Arleene Correa Valencia: Codice Del Perdedor / The Losing Mans Codex

South Gallery

On view May 31 July 19, 2025

Opening reception: Saturday, May 31 from 3 – 5pm; remarks at 3:45pm

San Francisco: Catharine Clark Gallery continues its Spring 2025 program with three solo exhibitions: Arleene Correa Valencia’s Codice Del Perdedor / The Losing Mans Codex (South Gallery), featuring new works on Amate paper; Alejandro Cartagena’s In Between Spaces Entre Espacios (North Gallery), a survey of major photographs and photocollages; and Nanci Amaka’s Cleanse / Three Walls (Media Room), a three-channel video installation recently presented at the Hawai’i Triennial 2025. All three exhibitions consider themes of migration, memory, and intergenerational healing.

Arleene Correa Valencia creates works on Amate paper, the same material her Indigenous Mexican ancestors used to record their migration stories. Correa Valencia drew inspiration from the Codex Boturini, which depicts the migration from Aztlán to the founding of Mexico-Tenochtitlán. This codex illustrates mothers carrying their children on their backs in search of safety and home. Correa Valencia remarks, “When I saw this, I was reminded of how our story of migration is a universal experience that never ends. The Losing Mans Codex addresses the battle between good and bad, and everyone who stands between the two sides. When I was younger, my father told me a story of how losing is a noble act, one to be proud of, one that gifts us with joy and the opportunity to learn—a horizontal state of being in which all who lose stand together in community, while those who win stand alone. I made this work with the intention of reflecting on the current state of our community being hunted down by ICE, but also to celebrate our strength and resilience—to take pride in the beautiful ways in which we can come together and protect each other.” In 2022, Correa Valencia was able to return to Mexico for the first time since her departure at the age of 3.

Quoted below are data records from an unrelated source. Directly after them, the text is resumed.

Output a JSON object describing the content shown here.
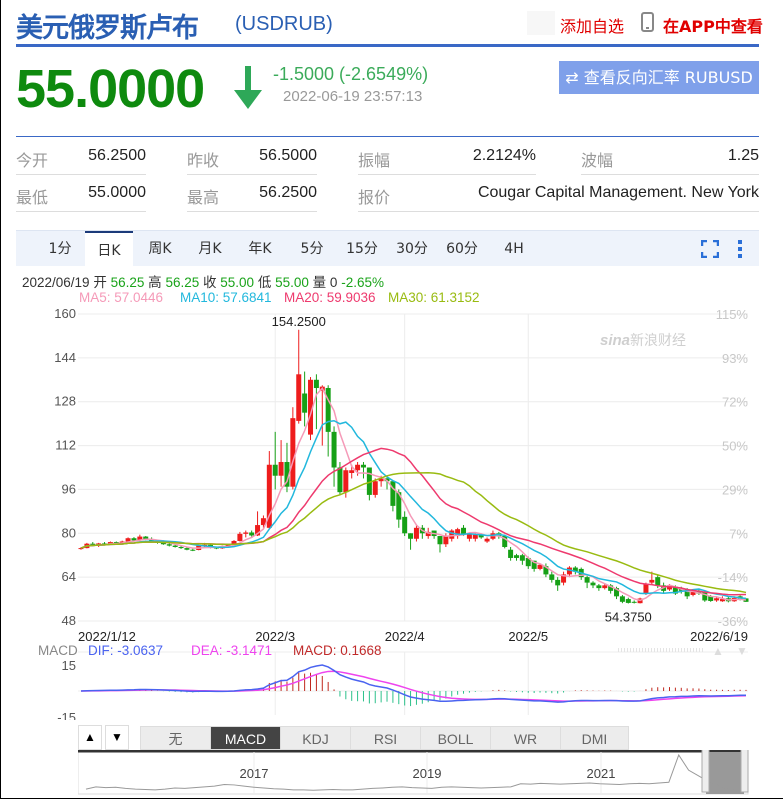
{
  "header": {
    "title": "美元俄罗斯卢布",
    "code": "(USDRUB)",
    "add_watchlist": "添加自选",
    "view_in_app": "在APP中查看"
  },
  "quote": {
    "price": "55.0000",
    "direction": "down",
    "change": "-1.5000 (-2.6549%)",
    "time": "2022-06-19 23:57:13",
    "reverse_button": "查看反向汇率 RUBUSD"
  },
  "stats": [
    {
      "label": "今开",
      "value": "56.2500"
    },
    {
      "label": "昨收",
      "value": "56.5000"
    },
    {
      "label": "振幅",
      "value": "2.2124%"
    },
    {
      "label": "波幅",
      "value": "1.25"
    },
    {
      "label": "最低",
      "value": "55.0000"
    },
    {
      "label": "最高",
      "value": "56.2500"
    },
    {
      "label": "报价",
      "value": "Cougar Capital Management. New York"
    }
  ],
  "tabs": [
    {
      "label": "1分"
    },
    {
      "label": "日K",
      "active": true
    },
    {
      "label": "周K"
    },
    {
      "label": "月K"
    },
    {
      "label": "年K"
    },
    {
      "label": "5分"
    },
    {
      "label": "15分"
    },
    {
      "label": "30分"
    },
    {
      "label": "60分"
    },
    {
      "label": "4H"
    }
  ],
  "toolbar_icons": [
    "fullscreen-icon",
    "more-vertical-icon"
  ],
  "info_line": {
    "date": "2022/06/19",
    "open_label": "开",
    "open": "56.25",
    "high_label": "高",
    "high": "56.25",
    "close_label": "收",
    "close": "55.00",
    "low_label": "低",
    "low": "55.00",
    "vol_label": "量",
    "vol": "0",
    "pct": "-2.65%"
  },
  "ma_legend": [
    {
      "text": "MA5: 57.0446",
      "color": "#f59ab8"
    },
    {
      "text": "MA10: 57.6841",
      "color": "#22b8dd"
    },
    {
      "text": "MA20: 59.9036",
      "color": "#ee3a6e"
    },
    {
      "text": "MA30: 61.3152",
      "color": "#99bb11"
    }
  ],
  "colors": {
    "up": "#ee1c1c",
    "down": "#16a016",
    "brand": "#2a5fb3",
    "price": "#0e8a0e",
    "dif": "#4a63f0",
    "dea": "#ee44ee"
  },
  "watermark": "新浪财经",
  "chart_data": {
    "type": "candlestick",
    "ylim": [
      48,
      160
    ],
    "y_ticks": [
      "160",
      "144",
      "128",
      "112",
      "96",
      "80",
      "64",
      "48"
    ],
    "y_ticks_right": [
      "115%",
      "93%",
      "72%",
      "50%",
      "29%",
      "7%",
      "-14%",
      "-36%"
    ],
    "x_ticks": [
      "2022/1/12",
      "2022/3",
      "2022/4",
      "2022/5",
      "2022/6/19"
    ],
    "max_label": "154.2500",
    "min_label": "54.3750",
    "grid": true,
    "ohlc": [
      [
        74.5,
        75,
        74,
        74.6
      ],
      [
        74.6,
        76.5,
        74.5,
        76.2
      ],
      [
        76.2,
        76.8,
        75.5,
        75.8
      ],
      [
        75.8,
        76.5,
        75,
        76.3
      ],
      [
        76.3,
        76.8,
        75.8,
        76
      ],
      [
        76,
        77,
        75.8,
        76.8
      ],
      [
        76.8,
        77,
        76,
        76.2
      ],
      [
        76.2,
        77.3,
        76,
        77
      ],
      [
        77,
        78.5,
        76.8,
        78.2
      ],
      [
        78.2,
        78.6,
        77.2,
        77.4
      ],
      [
        77.4,
        79.5,
        77.2,
        78.8
      ],
      [
        78.8,
        79,
        77.5,
        77.8
      ],
      [
        77.8,
        78.5,
        76.8,
        77
      ],
      [
        77,
        77.5,
        76.2,
        76.5
      ],
      [
        76.5,
        77,
        75.8,
        76
      ],
      [
        76,
        76.5,
        75.2,
        75.5
      ],
      [
        75.5,
        76,
        74.8,
        75
      ],
      [
        75,
        75.5,
        74.3,
        74.6
      ],
      [
        74.6,
        75,
        73.8,
        74
      ],
      [
        74,
        74.5,
        73.5,
        73.9
      ],
      [
        73.9,
        75.8,
        73.8,
        75.5
      ],
      [
        75.5,
        76.5,
        75,
        75.8
      ],
      [
        75.8,
        76,
        74.5,
        74.8
      ],
      [
        74.8,
        75.2,
        74.2,
        74.5
      ],
      [
        74.5,
        75.5,
        74.3,
        75.2
      ],
      [
        75.2,
        76,
        74.8,
        75.8
      ],
      [
        75.8,
        77.5,
        75.5,
        77.2
      ],
      [
        77.2,
        80.5,
        77,
        79.8
      ],
      [
        79.8,
        81,
        78.5,
        80.3
      ],
      [
        80.3,
        81,
        78.8,
        79.2
      ],
      [
        79.2,
        88,
        79,
        83
      ],
      [
        83,
        86.5,
        82,
        85.5
      ],
      [
        82,
        110,
        81.5,
        105
      ],
      [
        105,
        117,
        96,
        101
      ],
      [
        101,
        114,
        97,
        106
      ],
      [
        106,
        113,
        95,
        97
      ],
      [
        97,
        126,
        96,
        122
      ],
      [
        121,
        154.25,
        120,
        138
      ],
      [
        131,
        139,
        119,
        124
      ],
      [
        116,
        137,
        114,
        136
      ],
      [
        136,
        138,
        118,
        133
      ],
      [
        132,
        134,
        112,
        133.5
      ],
      [
        133,
        134,
        108,
        117
      ],
      [
        117,
        119,
        97,
        104
      ],
      [
        104,
        106,
        94,
        95
      ],
      [
        95,
        104,
        93,
        103
      ],
      [
        102,
        105,
        100,
        103
      ],
      [
        103,
        106,
        101,
        105
      ],
      [
        105,
        106,
        100,
        104
      ],
      [
        104,
        104,
        92,
        94
      ],
      [
        94,
        100,
        93,
        99
      ],
      [
        99,
        101,
        97,
        100
      ],
      [
        100,
        101,
        96,
        99
      ],
      [
        99,
        99,
        88,
        90
      ],
      [
        95,
        96,
        82,
        85
      ],
      [
        86,
        88,
        79,
        80
      ],
      [
        80,
        80,
        74,
        78
      ],
      [
        78,
        83,
        77,
        82
      ],
      [
        82,
        83,
        78,
        80
      ],
      [
        79,
        82,
        78,
        80.5
      ],
      [
        81,
        81,
        78,
        79
      ],
      [
        79,
        79,
        73,
        76
      ],
      [
        76,
        80,
        75,
        79
      ],
      [
        78,
        81.5,
        77,
        81
      ],
      [
        79,
        82,
        78,
        81.5
      ],
      [
        82,
        83,
        79,
        79.5
      ],
      [
        78,
        80,
        77,
        80
      ],
      [
        78,
        80,
        77,
        79.5
      ],
      [
        79.5,
        80,
        78,
        78.5
      ],
      [
        77,
        78.5,
        76.5,
        78
      ],
      [
        78,
        81,
        77.5,
        80
      ],
      [
        80,
        80.5,
        78,
        79
      ],
      [
        79,
        79.5,
        74.5,
        75
      ],
      [
        74,
        75,
        70,
        71
      ],
      [
        72,
        72.5,
        70,
        71
      ],
      [
        72,
        72.5,
        68.5,
        70
      ],
      [
        71,
        71.5,
        67,
        68
      ],
      [
        70,
        70,
        66,
        67
      ],
      [
        67,
        69,
        66.5,
        68.5
      ],
      [
        68,
        69,
        64,
        65
      ],
      [
        65,
        66,
        62,
        63
      ],
      [
        63,
        64,
        59,
        61
      ],
      [
        62,
        66,
        61,
        65
      ],
      [
        65,
        68,
        64,
        67.5
      ],
      [
        67.5,
        68,
        65,
        66
      ],
      [
        67,
        67.5,
        63,
        64
      ],
      [
        64,
        64.5,
        60,
        62
      ],
      [
        62,
        62.5,
        60,
        61
      ],
      [
        61,
        61.5,
        59,
        60
      ],
      [
        60,
        61.5,
        59.5,
        61
      ],
      [
        61,
        61.5,
        58,
        59
      ],
      [
        60,
        60.5,
        56,
        57
      ],
      [
        57,
        57.5,
        54.5,
        55
      ],
      [
        56,
        56.5,
        54.375,
        54.6
      ],
      [
        55,
        55.5,
        54.4,
        54.8
      ],
      [
        54.5,
        56.5,
        54.4,
        56.2
      ],
      [
        58,
        62,
        57.5,
        61.5
      ],
      [
        62,
        66,
        61.5,
        63
      ],
      [
        64,
        65,
        60,
        61
      ],
      [
        61,
        62,
        58,
        59
      ],
      [
        59.5,
        61.5,
        59,
        61
      ],
      [
        60.5,
        61,
        57.5,
        58
      ],
      [
        60,
        60.5,
        58,
        59
      ],
      [
        59.5,
        60,
        56,
        57
      ],
      [
        57.5,
        59.5,
        57,
        59
      ],
      [
        59,
        59.5,
        57.5,
        58
      ],
      [
        58.5,
        59,
        55,
        55.5
      ],
      [
        57,
        57.5,
        55,
        55.3
      ],
      [
        55.5,
        57,
        55,
        56.3
      ],
      [
        55.2,
        57,
        55,
        56
      ],
      [
        56.3,
        57,
        54.8,
        55.2
      ],
      [
        55.2,
        57,
        55,
        56.4
      ],
      [
        57,
        57.3,
        55.5,
        55.8
      ],
      [
        56.25,
        56.25,
        55,
        55
      ]
    ],
    "ma_periods": [
      5,
      10,
      20,
      30
    ]
  },
  "macd": {
    "label": "MACD",
    "dif": "DIF: -3.0637",
    "dea": "DEA: -3.1471",
    "macd": "MACD: 0.1668",
    "ylim": [
      -15,
      15
    ],
    "y_ticks": [
      "15",
      "-15"
    ]
  },
  "indicators": {
    "up": "▲",
    "down": "▼",
    "tabs": [
      {
        "label": "无"
      },
      {
        "label": "MACD",
        "active": true
      },
      {
        "label": "KDJ"
      },
      {
        "label": "RSI"
      },
      {
        "label": "BOLL"
      },
      {
        "label": "WR"
      },
      {
        "label": "DMI"
      }
    ]
  },
  "overview": {
    "years": [
      "2017",
      "2019",
      "2021"
    ],
    "values": [
      60,
      66,
      64,
      65,
      62,
      60,
      59,
      58,
      60,
      63,
      62,
      64,
      66,
      68,
      72,
      71,
      68,
      65,
      63,
      61,
      60,
      58,
      58,
      57,
      58,
      59,
      58,
      58,
      60,
      62,
      63,
      65,
      66,
      64,
      63,
      62,
      65,
      66,
      65,
      64,
      63,
      64,
      65,
      66,
      74,
      73,
      75,
      74,
      73,
      74,
      75,
      76,
      74,
      73,
      72,
      74,
      75,
      74,
      76,
      78,
      150,
      110,
      95,
      80,
      70,
      60,
      55
    ]
  }
}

Correa Valencia writes, “People often ask me how having access to my home country has changed my practice. At first, I had trouble answering this question because it feels like people are digging for a feel-good, life-changing story, when the reality is that being able to finally go home comes with a lot of guilt, loss, pain, and suffering because my family can’t come with me. But in a physical sense, the work has changed because I’ve started this obsession with Amate paper. Made from the tree bark of the Jonote tree, this paper carries the roots and earth of our homelands. After seeing one of the oldest codices written by our ancestors in the Museo de Antropología, I knew that it was the right foundation to tell my family’s story of survival. These scrolls are scrolls of resistance, proof of our existence, and show us the strength of our roots. We will survive in the fire, wind, and water. The earth will hold us and our children as we continue to seek safety and a place to call home.”

Transportation is a major theme in Correa Valencia’s latest work, particularly in her images of migrants in the backs of trucks. She writes, “My recent related ‘truck works’ on Amate are inspired by my most recent trip home to Arteaga, Michoacan, Mexico. During this trip, I was finally able to fully take in the physical distance between our home in Napa and the land that gave birth to my family. The never-ending winding roads spread across the Sierra Madre del Sur, and after six hours of driving on dirt roads, we made it home, where it became evident that leaving is not an option for most people in this little mountain town. In this work, I began to think about my dad’s first time leaving Arteaga. He was only nineteen or twenty years old in the early 80s when he left for the first time. I wondered how he managed to get out. A young brown man with innocent dreams of reaching America: How did he make it out of the mountains? I doubt he had a car. I doubt he had much money. Did he jump in the back of a little truck like many people tend to do? Did a friend give him a lift to the closest city? I asked myself if he looked at the never-ending dirt roads and wondered if they would lead him home, just like I did."